Второго мая рано утром он заседлал Яшку и погнал его на лед. Жена бригадира, ребятишки его и вся бригада облепили коня. Схватили бабы Яшку кто за узду, кто за гриву — не давали ему хода. Яшка, напугавшись криков, плача, многолюдства, голо чернеющего источенного льда с промоинами у берегов, храпел, пятился. А бригадир, осатанелый от трезвости, лупил кнутом Яшку, и жену, и детей да и отбился от народа — раскидал его и бросил Яшку вперед.
Яшка встал, на дыбы, всхрапывая, плясал у промоины на камешнике, выкатив ошалело глаза. Но вдруг сжался пружиной, хакнул ноздрями, рысиным прыжком перемахнул промоину и, вытянувшись шеей, как птица в полете, понес бригадира. Он не шел, он слепо летел по горбом выгнувшейся рыжей зимней дороге, порванной в изгибах верховой водою, касаясь ее копытами так, будто жглась дорога.

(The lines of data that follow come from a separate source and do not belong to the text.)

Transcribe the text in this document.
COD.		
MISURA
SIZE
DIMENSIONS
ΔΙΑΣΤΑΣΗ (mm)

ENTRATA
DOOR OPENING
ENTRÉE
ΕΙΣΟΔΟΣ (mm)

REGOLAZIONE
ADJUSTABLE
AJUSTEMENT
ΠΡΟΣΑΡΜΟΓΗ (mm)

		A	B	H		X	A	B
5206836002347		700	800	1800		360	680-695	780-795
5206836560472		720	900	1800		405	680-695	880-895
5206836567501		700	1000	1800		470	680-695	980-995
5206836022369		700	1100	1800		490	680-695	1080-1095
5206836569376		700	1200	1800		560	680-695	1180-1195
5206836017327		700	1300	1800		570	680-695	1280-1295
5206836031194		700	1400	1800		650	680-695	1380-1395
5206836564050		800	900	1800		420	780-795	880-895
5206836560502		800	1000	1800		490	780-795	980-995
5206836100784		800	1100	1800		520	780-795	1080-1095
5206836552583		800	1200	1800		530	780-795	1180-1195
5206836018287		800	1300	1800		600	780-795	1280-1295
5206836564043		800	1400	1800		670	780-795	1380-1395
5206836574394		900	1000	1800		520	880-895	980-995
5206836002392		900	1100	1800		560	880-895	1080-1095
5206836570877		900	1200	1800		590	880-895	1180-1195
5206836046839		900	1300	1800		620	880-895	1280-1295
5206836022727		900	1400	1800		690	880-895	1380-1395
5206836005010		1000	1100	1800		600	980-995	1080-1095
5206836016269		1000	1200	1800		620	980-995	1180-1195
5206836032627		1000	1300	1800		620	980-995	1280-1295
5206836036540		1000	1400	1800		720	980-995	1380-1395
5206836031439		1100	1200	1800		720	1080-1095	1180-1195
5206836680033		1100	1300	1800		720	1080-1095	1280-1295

Возле дороги стояли вешки. Иные из них уже вытаяли, упали, а там, где были стерженьки деревцев и веток, проело дыры во льду. С говором и хрипом катилась вода в лунки, закруживая воронками мокрый назем, щепy и сажу, налетевшую на лед из трубы кирпичного завода.
Не шарахался Яшка от живых, вертящих пену и сор воронок, от зевасто открытых щелей с обточенным водою губастым льдом, перемахивал их, весь вытянувшись, весь распластавшись в полете. Или бег увлек жеребца, или поверил он в опору, но ослабился, понес седока ровным наметом, скорее, скорее к другому берегу, до которого было версты три, а может и четыре.